Contractors get rich off U.S. wars

US contracts in Iraq and Afghanistan more than doubled from 2004 to 2006 to over 25 billion dollars but government oversight of the firms involved has slackened, a watchdog group said Monday.

“While the billions of dollars involved and the complexity of these war-related contracts has only grown, the lack of oversight has been staggering,” said Bill Buzenberg, head of the Center for Public Integrity.

The study by the independent center said government outsourcing for the two war theaters was marred by issues such as a lack of competitive bidding, missing contracts and unidentified companies.

The construction and services company KBR, formally known as Kellogg, Brown and Root and a subsidiary of oil-services giant Halliburton until April, topped the list with more than 16 billion dollars in US contracts from 2004 to 2006.

Halliburton was led from 1995 to 2000 by Vice President Dick Cheney, one of the most hawkish voices in the administration of President George W. Bush in the run-up to the 2003 invasion of Iraq.

DynCorp International, a provider of private security services to State Department personnel, was a distant second with 1.8 billion dollars in contracts.

Washington Group International, a rival to KBR in building and engineering, was third with just over one billion dollars.

Blackwater, whose security guards were accused of opening fire indiscriminately on Iraqi civilians in a deadly September incident in Baghdad, ranked 12th with 485 million dollars in contracts.

Just ahead of Blackwater was First Kuwaiti General Trading and Contracting, which has been accused of holding foreign laborers against their will to help build the new US embassy in Baghdad. The firm denies the charge.

Topping KBR’s haul, 20.4 billion dollars was awarded for services from “unidentified foreign entities” not identified in US government contracts.

The Center for Public Integrity, which says it is a non-partisan group that investigates major public issues, said it was seeking more information on those contracts through the Freedom of Information Act.

The group said that 31 of the contractors on the top 100 list were foreign, including 12 from Turkey.

Overall, US government contracts for work in Iraq and Afghanistan have grown from 11 billion dollars in 2004 to almost 17 billion in 2005 and more than 25 billion last year, the study said.

The center quoted US Comptroller General David Walker as saying, in an interview for the study, that there were particular problems with lack of oversight for military contracting.

“We have identified about 15 systemic, longstanding acquisition and contracting problems that exist within the Defense Department — which is the single biggest contractor within the US government — that we are still not making enough progress on,” he said.

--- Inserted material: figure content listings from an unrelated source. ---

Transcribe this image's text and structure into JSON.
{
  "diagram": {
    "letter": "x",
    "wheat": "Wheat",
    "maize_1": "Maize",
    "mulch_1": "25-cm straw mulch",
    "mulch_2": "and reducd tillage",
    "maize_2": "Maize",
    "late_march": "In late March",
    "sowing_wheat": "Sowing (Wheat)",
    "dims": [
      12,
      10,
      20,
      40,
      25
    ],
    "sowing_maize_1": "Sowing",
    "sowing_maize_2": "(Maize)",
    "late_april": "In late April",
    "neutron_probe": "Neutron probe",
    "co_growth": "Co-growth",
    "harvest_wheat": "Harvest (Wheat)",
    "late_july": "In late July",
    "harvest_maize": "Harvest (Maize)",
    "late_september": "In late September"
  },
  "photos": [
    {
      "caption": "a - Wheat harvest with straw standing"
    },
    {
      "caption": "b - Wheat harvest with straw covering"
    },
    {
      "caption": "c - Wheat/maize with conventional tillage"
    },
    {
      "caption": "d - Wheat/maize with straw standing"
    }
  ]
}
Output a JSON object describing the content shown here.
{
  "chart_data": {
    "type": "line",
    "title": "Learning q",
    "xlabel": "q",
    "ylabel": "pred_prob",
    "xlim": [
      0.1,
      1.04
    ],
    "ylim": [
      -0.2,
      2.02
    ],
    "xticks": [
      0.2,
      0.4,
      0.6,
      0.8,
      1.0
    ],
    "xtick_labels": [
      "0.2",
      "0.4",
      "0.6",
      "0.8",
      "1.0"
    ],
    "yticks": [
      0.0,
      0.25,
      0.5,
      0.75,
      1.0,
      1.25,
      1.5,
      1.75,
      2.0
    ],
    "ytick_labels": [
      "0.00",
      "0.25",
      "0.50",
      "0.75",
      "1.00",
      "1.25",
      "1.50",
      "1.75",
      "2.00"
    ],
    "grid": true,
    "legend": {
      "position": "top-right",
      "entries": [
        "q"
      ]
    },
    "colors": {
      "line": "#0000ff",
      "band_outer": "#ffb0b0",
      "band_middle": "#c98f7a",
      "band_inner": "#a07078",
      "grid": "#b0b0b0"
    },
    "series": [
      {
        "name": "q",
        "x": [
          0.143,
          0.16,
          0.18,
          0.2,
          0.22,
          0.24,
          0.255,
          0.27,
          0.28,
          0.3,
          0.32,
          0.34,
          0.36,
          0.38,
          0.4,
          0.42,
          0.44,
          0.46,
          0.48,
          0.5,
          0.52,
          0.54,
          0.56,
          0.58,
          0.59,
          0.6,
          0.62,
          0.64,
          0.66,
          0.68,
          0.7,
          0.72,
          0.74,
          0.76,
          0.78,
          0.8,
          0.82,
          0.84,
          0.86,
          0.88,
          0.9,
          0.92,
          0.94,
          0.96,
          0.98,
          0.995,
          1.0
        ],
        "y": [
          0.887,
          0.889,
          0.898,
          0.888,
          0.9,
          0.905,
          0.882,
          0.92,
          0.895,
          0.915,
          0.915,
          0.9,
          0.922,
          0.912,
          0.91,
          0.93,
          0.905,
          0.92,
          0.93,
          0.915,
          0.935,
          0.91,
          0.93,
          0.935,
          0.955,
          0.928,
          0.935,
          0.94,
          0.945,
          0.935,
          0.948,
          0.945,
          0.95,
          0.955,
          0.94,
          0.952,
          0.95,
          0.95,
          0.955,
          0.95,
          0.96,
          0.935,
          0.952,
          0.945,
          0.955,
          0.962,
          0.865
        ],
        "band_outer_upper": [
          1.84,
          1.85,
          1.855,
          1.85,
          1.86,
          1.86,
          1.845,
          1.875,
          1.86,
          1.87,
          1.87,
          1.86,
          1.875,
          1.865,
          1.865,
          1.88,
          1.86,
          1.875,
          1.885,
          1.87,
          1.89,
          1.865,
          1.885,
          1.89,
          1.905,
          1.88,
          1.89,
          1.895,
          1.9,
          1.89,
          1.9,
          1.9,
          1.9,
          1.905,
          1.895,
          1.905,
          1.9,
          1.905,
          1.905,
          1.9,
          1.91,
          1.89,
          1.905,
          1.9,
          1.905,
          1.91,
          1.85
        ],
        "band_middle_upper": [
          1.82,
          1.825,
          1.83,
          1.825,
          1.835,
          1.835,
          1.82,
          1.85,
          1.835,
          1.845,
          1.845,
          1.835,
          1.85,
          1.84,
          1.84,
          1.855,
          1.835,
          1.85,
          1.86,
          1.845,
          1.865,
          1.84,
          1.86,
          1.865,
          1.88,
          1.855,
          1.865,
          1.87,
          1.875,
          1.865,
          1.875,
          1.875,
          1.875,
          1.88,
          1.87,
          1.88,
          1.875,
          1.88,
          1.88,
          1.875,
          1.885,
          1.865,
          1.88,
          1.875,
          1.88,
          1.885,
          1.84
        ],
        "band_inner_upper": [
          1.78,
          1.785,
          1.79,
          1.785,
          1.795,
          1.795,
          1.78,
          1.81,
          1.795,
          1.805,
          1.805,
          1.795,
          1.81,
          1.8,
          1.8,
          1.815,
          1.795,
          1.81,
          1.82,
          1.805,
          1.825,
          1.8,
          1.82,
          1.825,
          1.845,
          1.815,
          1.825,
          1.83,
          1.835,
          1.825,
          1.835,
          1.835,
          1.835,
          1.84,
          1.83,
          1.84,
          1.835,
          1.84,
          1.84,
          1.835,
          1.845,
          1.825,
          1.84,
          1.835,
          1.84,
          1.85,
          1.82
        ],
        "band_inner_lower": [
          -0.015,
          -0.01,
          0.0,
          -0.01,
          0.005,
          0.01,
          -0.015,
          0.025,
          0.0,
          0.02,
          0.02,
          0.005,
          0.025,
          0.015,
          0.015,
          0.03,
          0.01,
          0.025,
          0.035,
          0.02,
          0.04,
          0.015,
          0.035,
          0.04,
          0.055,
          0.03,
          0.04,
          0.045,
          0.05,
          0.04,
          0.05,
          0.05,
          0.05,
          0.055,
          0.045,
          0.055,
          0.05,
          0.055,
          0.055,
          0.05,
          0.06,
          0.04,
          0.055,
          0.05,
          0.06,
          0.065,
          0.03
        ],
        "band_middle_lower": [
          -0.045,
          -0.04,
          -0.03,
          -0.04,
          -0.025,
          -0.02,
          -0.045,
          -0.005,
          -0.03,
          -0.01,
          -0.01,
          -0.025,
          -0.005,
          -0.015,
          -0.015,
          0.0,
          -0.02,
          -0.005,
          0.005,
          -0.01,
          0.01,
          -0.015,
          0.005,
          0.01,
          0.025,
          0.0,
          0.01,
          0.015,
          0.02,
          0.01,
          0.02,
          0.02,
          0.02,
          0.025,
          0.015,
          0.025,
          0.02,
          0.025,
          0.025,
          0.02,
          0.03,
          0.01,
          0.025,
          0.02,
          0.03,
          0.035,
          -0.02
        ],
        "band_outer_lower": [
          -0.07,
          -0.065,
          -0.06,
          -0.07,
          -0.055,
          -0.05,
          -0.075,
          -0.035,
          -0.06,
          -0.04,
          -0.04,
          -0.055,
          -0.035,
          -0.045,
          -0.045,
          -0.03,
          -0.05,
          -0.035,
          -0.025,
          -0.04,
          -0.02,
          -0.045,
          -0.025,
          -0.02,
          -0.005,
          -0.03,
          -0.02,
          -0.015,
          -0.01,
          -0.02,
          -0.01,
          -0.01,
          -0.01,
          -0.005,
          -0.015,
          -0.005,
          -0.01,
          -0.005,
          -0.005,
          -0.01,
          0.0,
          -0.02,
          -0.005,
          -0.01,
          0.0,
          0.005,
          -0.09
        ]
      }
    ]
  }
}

One official inquiry by the Special Inspector General for Iraq Reconstruction found that the State Department was unable to say what it was receiving for much of the money given to DynCorp.


  1. Caine

    I’m shocked! SHOCKED I tell you! Who wouldda thunk it?


    It’s a cryin’ shame that we weren’t warned about this, what, in 1961 was it?

  2. Sandra Price

    I remember a time when it was unethical to make a profit on any war. Many new corporations were given defense contracts and the budget from D.C. was available for all to see how the money was allocated.

    In Vietnam this seems to have changed and I worked for a division of RAND in Santa Monica and saw the government purchase orders costing the tax payers outrageous costs of anything needed for our soldiers. I questioned the chief buyer of this stuff and he shrugged and told me we had to buy from the list that was sent from the Defense Department. It was so obvious that the charges for this equipment was 4 to 5 times higher than what we employees paid at our local stores.

    I remember one announcement that showed that toilet seats purchased on government contracts were 300 to 400 dollars each. It then became obvious why even the purchasing department had to be cleared for Secret classification and we were told not to say a word about anything we saw passing our desks.

    I was not pleased with the Vietnam war anyway and to see how the tax payers were scammed made me sick and I quit my job. Someone finally let the media in on this terrible cost of items and I remember being worried that they might have thought I did it because I was the only one in the department who was concerned.

    It was at this time that the government itself started manufactuing clothing for the women army corps. Bras cost the tax payers hundreds of dollars each and nobody gave a damn.

    American ethics are not above making fortunes from the tax payers when we are at war. I began writing to my Congressman at that time and never received an answer. These mercenary contractors are costing us three times what could be done through bids but these contracts are set for life in their greedy schemes.

    It is time for an overhaul of all this mess but we cannot do it during war times and nobody is interested during times of peace. We must not kid ourselves that when the Democrats are in office they too will hand out these contracts to their friends as that is how the system works.